DIGITAL LIBRARY
RECRUITMENT OF PROFESSORS IN THE GERMAN ENGINEERING SECTOR. THE ROLE OF SOCIAL CAPITAL
1 Flensburg University (GERMANY)
2 University of Oldenburg (GERMANY)
About this paper:
Appears in: ICERI2011 Proceedings
Publication year: 2011
Page: 6067 (abstract only)
ISBN: 978-84-615-3324-4
ISSN: 2340-1095
Conference name: 4th International Conference of Education, Research and Innovation
Dates: 14-16 November, 2011
Location: Madrid, Spain
Abstract:
The university sector is usually thought of as to be ruled by ‘merit’. It is widely thought of as true that students flock to institutions with a reputation for a good education, that researchers get extra funds when they are seen by their peers in the scientific communities as outstanding and that the personnel is carefully selected according to their abilities (Merton 1973). But some observers have critized this picture as too rosy and instead propose a ‘rule by birth right’ (Bourdieu 1988). According to this theory are winners in the academic competition institutions and persons who are in the possession of a durable network of more or less institutionalized relationships of mutual acquaintance and recognition.

We test both – conflicting - positions with a dataset of all professors in engineering at German universities, using information about third-party-research grants, patents, estimations of reputation etc. Engineering is a core segment in the German university system with a very high international reputation and therefore many departments and professors employed. In addition to usual regression calculations to explain the placement of professors we perform a network analysis on the basis of sending and receiving institutions.

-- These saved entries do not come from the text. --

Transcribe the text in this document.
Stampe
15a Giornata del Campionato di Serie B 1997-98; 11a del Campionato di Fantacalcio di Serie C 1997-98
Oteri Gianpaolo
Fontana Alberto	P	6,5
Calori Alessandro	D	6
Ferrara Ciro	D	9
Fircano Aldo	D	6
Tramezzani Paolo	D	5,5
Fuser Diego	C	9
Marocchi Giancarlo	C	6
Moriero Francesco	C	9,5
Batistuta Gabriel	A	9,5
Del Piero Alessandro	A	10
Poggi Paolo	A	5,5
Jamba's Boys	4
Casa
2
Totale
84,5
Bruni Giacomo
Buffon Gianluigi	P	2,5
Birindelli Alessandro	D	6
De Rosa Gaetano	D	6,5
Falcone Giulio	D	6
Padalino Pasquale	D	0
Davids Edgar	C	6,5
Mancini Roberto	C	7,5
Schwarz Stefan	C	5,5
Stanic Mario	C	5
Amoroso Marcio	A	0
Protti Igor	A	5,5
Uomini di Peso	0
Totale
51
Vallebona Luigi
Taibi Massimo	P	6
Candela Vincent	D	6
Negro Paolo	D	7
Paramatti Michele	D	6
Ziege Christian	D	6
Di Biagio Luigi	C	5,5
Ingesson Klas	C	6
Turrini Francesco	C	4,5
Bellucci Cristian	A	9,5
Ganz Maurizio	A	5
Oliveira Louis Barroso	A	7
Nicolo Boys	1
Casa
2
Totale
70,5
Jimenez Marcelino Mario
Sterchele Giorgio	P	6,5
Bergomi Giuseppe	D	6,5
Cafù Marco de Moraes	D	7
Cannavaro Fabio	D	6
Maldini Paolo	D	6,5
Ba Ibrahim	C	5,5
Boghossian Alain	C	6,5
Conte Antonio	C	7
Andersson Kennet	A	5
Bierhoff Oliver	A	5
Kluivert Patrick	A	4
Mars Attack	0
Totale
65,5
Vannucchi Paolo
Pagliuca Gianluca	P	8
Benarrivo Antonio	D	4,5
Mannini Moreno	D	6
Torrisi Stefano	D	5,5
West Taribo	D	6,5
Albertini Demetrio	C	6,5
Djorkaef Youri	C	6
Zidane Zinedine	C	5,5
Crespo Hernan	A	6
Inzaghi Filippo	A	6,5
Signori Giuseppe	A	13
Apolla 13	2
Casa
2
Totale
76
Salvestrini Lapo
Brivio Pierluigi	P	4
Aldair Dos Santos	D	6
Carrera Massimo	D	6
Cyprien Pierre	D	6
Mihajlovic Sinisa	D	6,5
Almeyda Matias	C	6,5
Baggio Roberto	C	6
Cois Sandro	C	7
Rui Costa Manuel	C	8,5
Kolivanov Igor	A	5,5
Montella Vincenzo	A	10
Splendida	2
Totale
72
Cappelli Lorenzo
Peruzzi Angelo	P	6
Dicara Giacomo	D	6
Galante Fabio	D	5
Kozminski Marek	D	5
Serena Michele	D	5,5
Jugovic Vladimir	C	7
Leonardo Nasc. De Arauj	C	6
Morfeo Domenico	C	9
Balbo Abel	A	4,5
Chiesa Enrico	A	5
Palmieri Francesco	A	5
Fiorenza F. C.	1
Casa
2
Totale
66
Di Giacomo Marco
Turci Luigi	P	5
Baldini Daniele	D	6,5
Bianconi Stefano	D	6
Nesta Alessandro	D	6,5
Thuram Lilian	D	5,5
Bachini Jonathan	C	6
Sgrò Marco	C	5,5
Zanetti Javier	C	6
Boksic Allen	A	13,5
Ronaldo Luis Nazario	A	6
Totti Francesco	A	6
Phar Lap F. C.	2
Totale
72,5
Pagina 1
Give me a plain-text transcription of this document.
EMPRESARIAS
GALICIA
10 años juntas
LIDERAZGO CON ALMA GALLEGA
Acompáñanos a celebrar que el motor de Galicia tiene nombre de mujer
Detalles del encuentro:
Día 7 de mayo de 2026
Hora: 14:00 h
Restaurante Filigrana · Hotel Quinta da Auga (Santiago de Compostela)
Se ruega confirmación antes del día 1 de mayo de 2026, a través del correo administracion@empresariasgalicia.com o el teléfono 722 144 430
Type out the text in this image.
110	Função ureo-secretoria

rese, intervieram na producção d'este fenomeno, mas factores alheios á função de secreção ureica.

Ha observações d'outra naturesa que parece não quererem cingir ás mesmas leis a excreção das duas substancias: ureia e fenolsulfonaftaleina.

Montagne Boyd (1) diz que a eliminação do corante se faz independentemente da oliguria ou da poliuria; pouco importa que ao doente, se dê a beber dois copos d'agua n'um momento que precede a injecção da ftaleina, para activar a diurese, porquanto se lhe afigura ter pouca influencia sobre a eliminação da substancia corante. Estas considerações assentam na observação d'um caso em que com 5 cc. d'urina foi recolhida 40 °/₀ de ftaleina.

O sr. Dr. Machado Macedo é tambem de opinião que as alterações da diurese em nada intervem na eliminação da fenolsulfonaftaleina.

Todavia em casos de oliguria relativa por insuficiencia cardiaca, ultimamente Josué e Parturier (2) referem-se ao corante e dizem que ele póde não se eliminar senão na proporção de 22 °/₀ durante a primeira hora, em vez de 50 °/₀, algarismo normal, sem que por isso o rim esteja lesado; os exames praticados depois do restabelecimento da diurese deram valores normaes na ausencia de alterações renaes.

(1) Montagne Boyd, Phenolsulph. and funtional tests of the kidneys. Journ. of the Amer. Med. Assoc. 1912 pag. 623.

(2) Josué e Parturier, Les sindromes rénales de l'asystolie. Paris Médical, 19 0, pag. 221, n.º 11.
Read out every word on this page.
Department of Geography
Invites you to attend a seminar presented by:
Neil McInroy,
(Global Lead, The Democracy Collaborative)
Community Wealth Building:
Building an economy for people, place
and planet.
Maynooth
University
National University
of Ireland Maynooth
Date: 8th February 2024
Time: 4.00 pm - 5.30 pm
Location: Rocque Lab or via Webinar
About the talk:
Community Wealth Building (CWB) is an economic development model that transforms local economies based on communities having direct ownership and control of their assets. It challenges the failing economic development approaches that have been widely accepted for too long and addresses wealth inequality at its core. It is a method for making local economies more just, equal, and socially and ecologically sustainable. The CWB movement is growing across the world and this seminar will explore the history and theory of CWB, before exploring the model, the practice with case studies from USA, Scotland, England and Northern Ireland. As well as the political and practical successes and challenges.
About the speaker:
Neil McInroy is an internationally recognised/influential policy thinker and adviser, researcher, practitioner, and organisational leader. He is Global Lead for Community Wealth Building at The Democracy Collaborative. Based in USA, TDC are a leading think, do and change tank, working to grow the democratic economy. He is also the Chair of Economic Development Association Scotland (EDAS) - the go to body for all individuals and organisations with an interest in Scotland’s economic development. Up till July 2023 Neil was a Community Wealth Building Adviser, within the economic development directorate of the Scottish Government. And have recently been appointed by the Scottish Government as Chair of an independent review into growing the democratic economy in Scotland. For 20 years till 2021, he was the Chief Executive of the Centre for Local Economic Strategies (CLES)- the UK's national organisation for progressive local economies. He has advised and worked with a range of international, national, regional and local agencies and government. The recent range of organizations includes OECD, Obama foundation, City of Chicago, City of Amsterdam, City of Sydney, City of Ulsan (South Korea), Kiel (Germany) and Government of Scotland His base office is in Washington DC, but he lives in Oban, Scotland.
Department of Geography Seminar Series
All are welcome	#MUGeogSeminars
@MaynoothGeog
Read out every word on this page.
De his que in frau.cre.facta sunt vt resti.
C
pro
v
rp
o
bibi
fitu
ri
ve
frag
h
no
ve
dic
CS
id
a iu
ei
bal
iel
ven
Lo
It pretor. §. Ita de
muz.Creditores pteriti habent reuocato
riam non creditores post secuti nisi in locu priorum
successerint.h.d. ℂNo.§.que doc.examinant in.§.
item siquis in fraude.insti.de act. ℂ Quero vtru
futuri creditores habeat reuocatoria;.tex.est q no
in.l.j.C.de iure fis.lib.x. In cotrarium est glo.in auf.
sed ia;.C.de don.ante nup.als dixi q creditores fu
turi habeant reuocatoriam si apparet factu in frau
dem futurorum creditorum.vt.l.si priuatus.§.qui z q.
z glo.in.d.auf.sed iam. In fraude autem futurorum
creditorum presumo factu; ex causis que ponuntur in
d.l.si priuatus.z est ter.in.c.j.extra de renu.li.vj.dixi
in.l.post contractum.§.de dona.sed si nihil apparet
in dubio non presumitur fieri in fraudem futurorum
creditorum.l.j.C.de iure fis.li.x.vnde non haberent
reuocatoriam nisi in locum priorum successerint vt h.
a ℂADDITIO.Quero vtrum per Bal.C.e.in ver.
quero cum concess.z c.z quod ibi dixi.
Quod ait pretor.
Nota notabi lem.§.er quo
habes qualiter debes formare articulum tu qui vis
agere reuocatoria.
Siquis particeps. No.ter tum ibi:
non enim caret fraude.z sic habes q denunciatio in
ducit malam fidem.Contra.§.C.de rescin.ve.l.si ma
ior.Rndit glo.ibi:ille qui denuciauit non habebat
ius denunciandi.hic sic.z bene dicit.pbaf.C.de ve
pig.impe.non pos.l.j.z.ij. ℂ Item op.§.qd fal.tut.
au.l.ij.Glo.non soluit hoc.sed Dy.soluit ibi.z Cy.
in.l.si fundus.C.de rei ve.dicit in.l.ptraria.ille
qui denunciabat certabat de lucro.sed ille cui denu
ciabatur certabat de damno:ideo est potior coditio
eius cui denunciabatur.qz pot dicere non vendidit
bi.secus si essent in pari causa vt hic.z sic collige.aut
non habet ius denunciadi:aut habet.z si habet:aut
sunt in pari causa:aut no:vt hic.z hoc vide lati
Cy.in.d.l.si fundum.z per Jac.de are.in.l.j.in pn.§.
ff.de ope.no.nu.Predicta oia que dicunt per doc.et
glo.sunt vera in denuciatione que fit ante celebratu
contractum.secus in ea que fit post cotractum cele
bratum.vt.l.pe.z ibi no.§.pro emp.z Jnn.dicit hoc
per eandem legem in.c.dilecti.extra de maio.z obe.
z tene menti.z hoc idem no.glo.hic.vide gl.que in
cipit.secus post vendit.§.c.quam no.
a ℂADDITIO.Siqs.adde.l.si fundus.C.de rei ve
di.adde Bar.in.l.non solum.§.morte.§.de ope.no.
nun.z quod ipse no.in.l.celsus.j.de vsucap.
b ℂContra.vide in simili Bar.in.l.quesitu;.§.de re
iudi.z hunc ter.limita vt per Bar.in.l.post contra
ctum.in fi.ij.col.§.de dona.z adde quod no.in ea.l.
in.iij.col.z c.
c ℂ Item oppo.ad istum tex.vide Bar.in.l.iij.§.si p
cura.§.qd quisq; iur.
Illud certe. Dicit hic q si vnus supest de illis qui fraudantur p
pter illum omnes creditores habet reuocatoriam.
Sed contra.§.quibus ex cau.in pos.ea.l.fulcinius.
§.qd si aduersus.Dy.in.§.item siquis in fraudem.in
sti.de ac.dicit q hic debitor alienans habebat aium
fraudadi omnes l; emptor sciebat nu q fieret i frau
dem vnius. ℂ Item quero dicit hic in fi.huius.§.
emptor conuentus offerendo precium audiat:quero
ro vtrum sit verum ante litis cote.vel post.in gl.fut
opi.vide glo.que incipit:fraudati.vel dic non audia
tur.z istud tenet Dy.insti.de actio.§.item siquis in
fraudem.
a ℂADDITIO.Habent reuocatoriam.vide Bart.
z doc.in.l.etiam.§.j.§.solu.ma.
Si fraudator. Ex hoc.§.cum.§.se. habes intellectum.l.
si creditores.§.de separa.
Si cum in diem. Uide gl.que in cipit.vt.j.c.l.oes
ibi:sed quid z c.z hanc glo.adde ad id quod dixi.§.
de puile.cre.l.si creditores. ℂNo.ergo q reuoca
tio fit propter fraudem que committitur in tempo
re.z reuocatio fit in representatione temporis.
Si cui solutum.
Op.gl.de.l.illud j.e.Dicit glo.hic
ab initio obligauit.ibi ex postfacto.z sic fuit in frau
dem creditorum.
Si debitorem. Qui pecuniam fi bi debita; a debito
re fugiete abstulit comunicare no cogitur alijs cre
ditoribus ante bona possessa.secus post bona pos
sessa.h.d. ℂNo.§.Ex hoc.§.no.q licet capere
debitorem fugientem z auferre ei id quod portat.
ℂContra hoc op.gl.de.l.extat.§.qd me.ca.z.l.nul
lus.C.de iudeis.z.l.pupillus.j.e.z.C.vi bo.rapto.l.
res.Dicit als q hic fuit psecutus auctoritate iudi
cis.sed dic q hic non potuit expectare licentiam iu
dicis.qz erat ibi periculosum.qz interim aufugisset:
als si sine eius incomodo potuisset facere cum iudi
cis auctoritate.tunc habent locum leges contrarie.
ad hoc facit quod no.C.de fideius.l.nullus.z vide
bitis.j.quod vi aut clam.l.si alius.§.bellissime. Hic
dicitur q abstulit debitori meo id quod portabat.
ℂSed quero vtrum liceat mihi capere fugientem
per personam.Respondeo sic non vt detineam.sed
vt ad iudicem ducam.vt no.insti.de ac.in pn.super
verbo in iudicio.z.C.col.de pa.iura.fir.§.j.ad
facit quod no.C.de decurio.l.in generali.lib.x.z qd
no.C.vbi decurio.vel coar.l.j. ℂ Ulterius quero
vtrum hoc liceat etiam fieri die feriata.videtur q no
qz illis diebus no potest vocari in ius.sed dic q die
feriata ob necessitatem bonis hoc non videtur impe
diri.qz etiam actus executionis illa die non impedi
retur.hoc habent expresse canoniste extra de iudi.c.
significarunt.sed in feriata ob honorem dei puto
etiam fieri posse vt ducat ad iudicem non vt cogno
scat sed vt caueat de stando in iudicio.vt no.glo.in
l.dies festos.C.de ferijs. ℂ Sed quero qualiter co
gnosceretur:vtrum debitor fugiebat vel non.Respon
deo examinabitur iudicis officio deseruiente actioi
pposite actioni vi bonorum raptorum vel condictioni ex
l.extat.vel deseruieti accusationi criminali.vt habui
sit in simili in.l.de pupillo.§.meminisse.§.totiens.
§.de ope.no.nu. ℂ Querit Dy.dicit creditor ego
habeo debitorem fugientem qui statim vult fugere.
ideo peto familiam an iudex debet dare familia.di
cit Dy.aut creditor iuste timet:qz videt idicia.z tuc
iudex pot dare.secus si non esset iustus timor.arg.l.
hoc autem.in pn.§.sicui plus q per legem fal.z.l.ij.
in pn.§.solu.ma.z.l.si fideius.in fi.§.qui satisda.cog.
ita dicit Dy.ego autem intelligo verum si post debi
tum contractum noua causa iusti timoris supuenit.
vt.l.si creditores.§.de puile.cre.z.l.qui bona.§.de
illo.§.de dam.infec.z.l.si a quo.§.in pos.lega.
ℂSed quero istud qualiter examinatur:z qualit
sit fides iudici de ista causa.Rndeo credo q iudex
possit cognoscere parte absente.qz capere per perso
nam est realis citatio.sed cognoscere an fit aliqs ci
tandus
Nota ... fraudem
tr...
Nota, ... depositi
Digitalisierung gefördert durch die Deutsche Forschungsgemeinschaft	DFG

Besides some interesting descriptive findings we test four hypotheses concerning the interplay of merit and social capital. Our findings are that social networks play an important role in the placement of professors. In addition, the critique, that in Germany bigger institutions are favoured by the science finance system (Münch 2007), is confirmed. Our conclusion is therefore: the self-governance of universities is less merit-based than assumed..

References:
Pierre Bourdieu, Homo Academicus, Stanford 1988.

Robert K. Merton, The Sociology of Science: Theoretical and Empirical Investigations, Chicago 1973.

Richard Münch, Die akademische Elite: Zur sozialen Konstruktion wissenschaftlicher Exzellenz, Frankfurt/M. 2007.
Keywords:
Governance, Reputation, Professors, Engineering, Social Capital, Germany.